Mad Dog Check this out! you will have to adapt the info to AAA's.
http://www.promatchracing.com/battnum.htm


----------



## okracer (Mar 11, 2002)

man i say lets keep the matching batts out of this class next thing ya know you will be paying 50 bucks for a matched pack of aaa s


----------



## jozimoto (May 2, 2003)

Okracer, too late dude ,some of the guys we race with already do some kind of matching. The class I run is a break out class anyway so its no big deal there. It's still a million laughs and we have a total blast. Mad dog also runs that class. He is one of the newer guys but he is a force in our class. Are you lookin' to step up MD?


----------



## jozimoto (May 2, 2003)

Okracer, also one the rules is NO FET modifications in any class.


----------



## mad_51_dog (Dec 2, 2004)

*Info*

I am looking for new information about RC racing. In order to race Nextel class, I know I will need all the information possible. Plus I am need a way to beat ET! As of now, I am staying in the hooters class, too much fun!


----------



## mad_51_dog (Dec 2, 2004)

*Understand OK*

OK, I totally understand your plight.

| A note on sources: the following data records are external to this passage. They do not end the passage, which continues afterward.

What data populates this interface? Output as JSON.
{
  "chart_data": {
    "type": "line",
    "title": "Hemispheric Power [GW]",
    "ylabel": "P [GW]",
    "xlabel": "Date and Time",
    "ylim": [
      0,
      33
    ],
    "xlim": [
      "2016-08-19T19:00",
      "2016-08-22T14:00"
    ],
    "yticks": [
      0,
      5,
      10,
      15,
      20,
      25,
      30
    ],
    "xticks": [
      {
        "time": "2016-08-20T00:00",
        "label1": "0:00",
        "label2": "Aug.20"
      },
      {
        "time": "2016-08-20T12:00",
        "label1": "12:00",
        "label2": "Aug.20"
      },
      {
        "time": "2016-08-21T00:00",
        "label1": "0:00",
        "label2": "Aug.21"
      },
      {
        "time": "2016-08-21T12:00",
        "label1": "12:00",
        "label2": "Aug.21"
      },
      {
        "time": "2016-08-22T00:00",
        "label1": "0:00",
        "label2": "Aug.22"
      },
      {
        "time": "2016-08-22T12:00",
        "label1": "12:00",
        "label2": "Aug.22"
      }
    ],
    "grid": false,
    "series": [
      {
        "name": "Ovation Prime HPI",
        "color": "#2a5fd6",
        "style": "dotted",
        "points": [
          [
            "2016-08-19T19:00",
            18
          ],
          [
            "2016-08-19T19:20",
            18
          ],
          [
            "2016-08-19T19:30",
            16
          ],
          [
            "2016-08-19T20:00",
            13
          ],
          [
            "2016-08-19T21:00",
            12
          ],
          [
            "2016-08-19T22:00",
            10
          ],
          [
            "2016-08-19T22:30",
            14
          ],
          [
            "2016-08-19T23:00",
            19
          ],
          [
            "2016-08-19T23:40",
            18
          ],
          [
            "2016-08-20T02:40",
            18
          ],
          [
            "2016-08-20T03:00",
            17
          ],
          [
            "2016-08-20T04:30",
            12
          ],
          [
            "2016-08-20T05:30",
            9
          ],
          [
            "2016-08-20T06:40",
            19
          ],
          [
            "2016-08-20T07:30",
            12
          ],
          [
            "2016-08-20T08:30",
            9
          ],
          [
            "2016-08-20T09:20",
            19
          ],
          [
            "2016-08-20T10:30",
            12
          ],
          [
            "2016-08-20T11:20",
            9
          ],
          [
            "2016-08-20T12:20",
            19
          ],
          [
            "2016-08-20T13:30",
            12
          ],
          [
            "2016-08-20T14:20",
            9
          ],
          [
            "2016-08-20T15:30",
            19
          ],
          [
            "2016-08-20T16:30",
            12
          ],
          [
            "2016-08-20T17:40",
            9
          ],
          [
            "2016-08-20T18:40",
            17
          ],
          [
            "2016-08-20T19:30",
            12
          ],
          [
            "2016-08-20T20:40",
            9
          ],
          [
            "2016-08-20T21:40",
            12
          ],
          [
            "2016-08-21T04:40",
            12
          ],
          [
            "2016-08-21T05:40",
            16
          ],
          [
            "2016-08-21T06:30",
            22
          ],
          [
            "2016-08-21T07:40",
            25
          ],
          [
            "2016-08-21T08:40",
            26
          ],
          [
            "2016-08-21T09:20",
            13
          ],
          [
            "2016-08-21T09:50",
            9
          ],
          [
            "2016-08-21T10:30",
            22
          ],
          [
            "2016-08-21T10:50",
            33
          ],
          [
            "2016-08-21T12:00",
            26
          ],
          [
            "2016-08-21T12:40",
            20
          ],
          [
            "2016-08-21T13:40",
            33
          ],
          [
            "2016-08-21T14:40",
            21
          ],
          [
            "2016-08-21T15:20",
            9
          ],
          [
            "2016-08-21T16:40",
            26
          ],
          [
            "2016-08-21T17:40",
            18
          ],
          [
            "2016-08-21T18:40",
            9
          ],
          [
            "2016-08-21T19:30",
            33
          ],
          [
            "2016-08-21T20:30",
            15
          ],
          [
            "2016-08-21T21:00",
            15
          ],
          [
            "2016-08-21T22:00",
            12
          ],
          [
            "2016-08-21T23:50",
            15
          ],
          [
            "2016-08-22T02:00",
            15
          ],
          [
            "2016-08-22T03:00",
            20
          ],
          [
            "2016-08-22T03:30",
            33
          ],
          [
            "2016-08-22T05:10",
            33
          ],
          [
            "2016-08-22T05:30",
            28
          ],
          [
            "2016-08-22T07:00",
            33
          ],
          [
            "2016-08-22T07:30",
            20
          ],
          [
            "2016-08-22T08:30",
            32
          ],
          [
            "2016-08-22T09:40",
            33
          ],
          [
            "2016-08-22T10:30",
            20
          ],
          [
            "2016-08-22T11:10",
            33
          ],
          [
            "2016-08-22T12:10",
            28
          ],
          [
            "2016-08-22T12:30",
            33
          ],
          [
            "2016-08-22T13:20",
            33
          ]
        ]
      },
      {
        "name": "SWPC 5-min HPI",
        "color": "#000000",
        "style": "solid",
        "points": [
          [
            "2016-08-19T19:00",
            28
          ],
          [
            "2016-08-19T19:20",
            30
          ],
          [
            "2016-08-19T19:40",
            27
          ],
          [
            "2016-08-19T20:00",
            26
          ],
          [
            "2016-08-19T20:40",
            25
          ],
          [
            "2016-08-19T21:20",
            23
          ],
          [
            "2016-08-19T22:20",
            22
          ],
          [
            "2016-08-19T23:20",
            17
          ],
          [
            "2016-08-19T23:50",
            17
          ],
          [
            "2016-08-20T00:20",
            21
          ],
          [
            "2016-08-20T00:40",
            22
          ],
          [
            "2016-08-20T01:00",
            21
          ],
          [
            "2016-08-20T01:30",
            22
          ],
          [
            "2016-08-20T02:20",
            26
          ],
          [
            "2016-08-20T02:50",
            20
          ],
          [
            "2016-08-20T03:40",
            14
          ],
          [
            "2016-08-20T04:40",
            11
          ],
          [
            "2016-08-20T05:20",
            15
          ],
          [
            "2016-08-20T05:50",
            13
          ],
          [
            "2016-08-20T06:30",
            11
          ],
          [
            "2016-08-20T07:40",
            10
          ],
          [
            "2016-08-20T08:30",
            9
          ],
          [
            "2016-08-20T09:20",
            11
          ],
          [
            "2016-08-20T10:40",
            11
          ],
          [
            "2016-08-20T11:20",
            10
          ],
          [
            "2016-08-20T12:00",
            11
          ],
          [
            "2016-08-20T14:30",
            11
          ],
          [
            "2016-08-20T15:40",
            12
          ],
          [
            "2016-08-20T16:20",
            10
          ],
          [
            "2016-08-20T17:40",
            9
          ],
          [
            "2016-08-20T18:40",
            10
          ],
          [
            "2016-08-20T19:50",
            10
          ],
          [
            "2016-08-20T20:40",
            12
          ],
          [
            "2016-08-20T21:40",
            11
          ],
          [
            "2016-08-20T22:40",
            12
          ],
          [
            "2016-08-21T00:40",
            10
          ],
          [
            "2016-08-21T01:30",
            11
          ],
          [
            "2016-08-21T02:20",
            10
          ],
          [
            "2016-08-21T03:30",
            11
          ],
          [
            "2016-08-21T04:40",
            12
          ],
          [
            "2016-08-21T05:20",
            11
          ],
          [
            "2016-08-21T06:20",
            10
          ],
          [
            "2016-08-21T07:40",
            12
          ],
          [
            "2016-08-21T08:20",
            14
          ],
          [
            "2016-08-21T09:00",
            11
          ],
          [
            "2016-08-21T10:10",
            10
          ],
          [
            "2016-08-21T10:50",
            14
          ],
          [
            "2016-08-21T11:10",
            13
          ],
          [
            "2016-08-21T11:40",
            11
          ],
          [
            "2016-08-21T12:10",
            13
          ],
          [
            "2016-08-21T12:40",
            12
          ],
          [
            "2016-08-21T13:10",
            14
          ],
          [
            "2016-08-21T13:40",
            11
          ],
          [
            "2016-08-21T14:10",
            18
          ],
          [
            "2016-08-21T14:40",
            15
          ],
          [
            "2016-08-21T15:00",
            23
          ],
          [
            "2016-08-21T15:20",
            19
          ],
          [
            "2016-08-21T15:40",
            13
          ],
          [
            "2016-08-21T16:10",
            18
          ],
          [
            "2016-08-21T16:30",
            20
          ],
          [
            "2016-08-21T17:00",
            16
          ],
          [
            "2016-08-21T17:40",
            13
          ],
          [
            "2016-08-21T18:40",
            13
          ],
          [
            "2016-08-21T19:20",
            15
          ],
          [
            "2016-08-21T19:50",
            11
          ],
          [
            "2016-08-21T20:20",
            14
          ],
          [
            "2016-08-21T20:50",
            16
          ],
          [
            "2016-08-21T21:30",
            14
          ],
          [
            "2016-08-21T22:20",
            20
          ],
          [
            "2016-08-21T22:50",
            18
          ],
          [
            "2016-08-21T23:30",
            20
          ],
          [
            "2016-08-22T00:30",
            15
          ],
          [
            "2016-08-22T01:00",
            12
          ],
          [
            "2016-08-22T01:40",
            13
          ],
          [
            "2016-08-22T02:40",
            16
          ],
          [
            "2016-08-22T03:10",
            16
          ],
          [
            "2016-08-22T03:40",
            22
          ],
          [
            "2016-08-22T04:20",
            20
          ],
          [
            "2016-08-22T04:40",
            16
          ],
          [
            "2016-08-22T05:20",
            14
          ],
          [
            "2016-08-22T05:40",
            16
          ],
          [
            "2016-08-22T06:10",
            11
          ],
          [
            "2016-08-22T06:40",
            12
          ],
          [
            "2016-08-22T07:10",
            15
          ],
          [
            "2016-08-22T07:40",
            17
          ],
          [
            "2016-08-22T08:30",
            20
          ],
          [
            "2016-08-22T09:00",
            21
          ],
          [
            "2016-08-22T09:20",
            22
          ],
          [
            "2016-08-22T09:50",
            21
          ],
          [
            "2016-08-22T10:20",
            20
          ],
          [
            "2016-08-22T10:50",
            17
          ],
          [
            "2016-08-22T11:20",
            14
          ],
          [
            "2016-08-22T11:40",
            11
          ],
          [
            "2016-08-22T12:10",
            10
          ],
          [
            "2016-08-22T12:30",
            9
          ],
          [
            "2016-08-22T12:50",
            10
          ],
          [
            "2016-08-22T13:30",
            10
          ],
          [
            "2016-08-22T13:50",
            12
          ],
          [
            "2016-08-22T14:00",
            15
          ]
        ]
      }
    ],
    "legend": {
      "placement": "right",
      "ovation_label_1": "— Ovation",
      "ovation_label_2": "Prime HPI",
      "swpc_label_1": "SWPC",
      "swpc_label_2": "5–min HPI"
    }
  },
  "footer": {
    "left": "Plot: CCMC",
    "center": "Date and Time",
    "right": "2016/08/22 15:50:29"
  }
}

I left 1/10th scale racing beacuse of costs. I love Mini Z racing and like Joz said, the highest class we have matched batteries. One thing I know is that I do not want to make the wallet the determinig factor, but I do want to know what I am up against if I change classes.


----------



## jb06 (Mar 7, 2006)

*aahhhh nuts*

you dont need all that jacked up garbage. i have not ran my batteries in ayear and got fourth in a main . batteries do help but you dont need those expensive ones. car set up key!!!......jb :wave:


----------